Saturday 25 February 2017

BREATHING AND HISTORY AND SYNCHRONICITY

Today a new collection of stories dropped through my letterbox. I tore open the envelope and flipped through the pages immediately. There was a story inside that caught my eye – it’s title something a little familiar somehow. I read it without sitting down, almost without breathing.

It was familiar because it was part of a project this writer and myself had worked on nearly ten years ago. It was all her own part and not a bit of it mine – the published thing in my hands. But it also felt like it would not exist if it had not been that we had worked together on this - and we were in step then, in tune and in time with each other, synchronised. I am pleased that it is in this collection – a part of me is pleased; but a part of me is something else.

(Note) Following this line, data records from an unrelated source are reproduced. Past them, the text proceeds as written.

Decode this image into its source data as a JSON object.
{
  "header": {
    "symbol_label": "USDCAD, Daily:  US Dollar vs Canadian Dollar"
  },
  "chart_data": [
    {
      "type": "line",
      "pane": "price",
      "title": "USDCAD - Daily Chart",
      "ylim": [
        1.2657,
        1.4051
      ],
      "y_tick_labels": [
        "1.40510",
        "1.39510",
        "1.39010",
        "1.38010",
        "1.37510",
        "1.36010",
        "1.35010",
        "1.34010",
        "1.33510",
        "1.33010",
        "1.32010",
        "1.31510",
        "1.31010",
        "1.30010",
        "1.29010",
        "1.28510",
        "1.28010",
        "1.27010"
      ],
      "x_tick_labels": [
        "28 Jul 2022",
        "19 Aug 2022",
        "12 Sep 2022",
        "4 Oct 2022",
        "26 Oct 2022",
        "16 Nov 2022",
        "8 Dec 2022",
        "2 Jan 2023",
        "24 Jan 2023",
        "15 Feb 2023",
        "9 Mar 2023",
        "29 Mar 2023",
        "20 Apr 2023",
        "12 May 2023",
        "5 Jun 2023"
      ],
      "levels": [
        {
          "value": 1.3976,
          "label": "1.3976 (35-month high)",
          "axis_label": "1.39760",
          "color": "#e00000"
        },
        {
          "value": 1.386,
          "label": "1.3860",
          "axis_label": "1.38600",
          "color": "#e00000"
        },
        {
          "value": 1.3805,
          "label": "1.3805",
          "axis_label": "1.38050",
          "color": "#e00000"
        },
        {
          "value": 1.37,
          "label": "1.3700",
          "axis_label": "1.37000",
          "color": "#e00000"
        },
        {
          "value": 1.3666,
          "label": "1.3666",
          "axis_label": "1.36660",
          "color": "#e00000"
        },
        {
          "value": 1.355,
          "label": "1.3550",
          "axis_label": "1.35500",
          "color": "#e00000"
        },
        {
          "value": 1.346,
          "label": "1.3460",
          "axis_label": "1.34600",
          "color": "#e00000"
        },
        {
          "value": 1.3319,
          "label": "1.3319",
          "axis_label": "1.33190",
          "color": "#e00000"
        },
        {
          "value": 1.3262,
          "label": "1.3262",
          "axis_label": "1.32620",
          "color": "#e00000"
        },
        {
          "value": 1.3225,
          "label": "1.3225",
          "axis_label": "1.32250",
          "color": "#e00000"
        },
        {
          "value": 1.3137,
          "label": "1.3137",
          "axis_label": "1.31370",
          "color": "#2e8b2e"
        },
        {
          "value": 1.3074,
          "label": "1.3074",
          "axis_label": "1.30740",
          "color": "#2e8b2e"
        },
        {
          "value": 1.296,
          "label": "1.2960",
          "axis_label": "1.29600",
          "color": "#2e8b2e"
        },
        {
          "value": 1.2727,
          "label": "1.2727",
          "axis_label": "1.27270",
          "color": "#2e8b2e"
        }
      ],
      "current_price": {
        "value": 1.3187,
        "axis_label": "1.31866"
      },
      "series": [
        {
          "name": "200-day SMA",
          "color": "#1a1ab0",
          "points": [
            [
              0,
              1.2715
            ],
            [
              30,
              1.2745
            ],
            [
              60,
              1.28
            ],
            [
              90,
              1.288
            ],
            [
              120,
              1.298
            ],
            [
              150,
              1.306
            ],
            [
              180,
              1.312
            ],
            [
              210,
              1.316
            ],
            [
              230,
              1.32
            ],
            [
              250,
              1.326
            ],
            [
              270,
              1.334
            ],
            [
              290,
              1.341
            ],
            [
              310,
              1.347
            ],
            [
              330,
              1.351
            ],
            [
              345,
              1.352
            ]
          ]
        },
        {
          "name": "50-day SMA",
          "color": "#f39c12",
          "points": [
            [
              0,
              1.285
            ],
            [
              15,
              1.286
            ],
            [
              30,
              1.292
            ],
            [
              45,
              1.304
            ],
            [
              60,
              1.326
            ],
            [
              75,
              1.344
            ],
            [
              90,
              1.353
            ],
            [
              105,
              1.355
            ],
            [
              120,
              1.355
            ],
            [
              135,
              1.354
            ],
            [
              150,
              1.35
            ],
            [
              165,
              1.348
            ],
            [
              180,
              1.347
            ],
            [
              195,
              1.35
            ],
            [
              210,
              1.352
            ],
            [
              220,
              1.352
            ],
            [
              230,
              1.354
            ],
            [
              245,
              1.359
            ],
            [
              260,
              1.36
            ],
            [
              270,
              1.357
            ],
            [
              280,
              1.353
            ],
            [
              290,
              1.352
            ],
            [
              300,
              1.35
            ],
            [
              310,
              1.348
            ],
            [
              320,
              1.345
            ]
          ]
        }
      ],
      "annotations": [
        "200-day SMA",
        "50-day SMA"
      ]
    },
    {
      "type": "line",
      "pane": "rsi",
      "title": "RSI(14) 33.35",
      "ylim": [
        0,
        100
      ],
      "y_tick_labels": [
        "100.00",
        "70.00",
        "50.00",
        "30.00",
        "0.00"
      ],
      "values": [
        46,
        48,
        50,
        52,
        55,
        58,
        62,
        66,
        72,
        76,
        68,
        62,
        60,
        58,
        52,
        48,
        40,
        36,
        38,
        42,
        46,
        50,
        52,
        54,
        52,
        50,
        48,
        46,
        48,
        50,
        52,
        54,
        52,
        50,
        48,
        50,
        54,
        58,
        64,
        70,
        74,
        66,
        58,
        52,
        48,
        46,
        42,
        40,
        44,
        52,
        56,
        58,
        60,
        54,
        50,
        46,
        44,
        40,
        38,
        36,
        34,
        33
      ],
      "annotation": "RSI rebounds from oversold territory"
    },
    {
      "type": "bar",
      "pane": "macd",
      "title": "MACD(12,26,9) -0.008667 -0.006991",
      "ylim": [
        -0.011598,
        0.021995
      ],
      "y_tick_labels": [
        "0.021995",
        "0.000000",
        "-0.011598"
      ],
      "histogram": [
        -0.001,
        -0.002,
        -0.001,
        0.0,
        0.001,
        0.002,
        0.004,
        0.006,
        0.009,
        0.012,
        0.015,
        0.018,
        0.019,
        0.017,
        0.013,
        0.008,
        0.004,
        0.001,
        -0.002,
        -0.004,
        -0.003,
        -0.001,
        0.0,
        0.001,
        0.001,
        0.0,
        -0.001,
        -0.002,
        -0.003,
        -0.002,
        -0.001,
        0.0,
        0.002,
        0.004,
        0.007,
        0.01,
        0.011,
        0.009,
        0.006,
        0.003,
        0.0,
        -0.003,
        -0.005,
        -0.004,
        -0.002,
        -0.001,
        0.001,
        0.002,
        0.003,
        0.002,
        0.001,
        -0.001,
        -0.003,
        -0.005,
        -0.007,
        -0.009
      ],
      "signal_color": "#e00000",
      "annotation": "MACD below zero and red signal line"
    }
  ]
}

It made me recall the project we’d shared for six months and the easy effort of that time and the enormous promise it held, and I could see from this published thing that now it will be no more than torn scraps. The piece that is published and which is in the collection I hold in my hands, it is tantalizing and incomplete and – for me – a little sad… like a torn bit of cloth that holds a snatch of pattern, all richly coloured and jeweled, but ultimately a scrap only and something less than the full bolt of cloth.

I am old enough to have regrets - they should only be had by the old and they should be few - and I regret that this writer and I fell out and I regret that this project is confined to the darkness of history; this torn scrap is a bright and brilliant reminder of what it could be if ever it was unearthed again.



2 comments:

Douglas Bruton said...

So - all of this got me to thinking... yes, I know, the wheels sometimes turn slowly... and I have revisited the project and rewritten it. Why? Because it would not let me go. It is not the same as it was before but has a different magic and I think it works. So, now what? I thought just the rewriting of it would be enough... but after some digging around I have concluded that even this rewritten work somehow belongs with this other writer as much as with me and reading something about the copyright rules regarding collaborations it seems the law thinks so too. Reading further into the copyright regulations on collaborations and particularly where no written agreement has been made before embarking on the collaboration, it seems we both own the whole thing (actually it means technically that I also own the story that is included in this writer's collection above - have a joint ownership of it!). It's all a bit tricky and at the same time a bit straightforward. As for what now - I am trying (tentatively) to amicably come to some sort of agreement about moving towards publication of the collaborative work. Watch this space.

Douglas Bruton said...

I have approached the writer I once worked with and the response was a little off from what I hoped for. The collaborative writer wrote that they anticipated being hurt by this whole matter - I assumed emotionally and personally. They did not answer any questions regarding publication and whether or not they wanted their name on the work or credit or even monies that might be made from the work - no answer to any of these questions. I took some time to reflect, even after I had received legal advice that supported what I already understood to be the case: that I could publish this work independently of the collaborative writer. I spoke with a number of close people, people who care about me, and after careful consideration I decided I was not the person who would willingly hurt another person even where I considered there was a degree of injustice. So I have decided for now to put this work back into the bottom drawer. Who knows what the future will bring.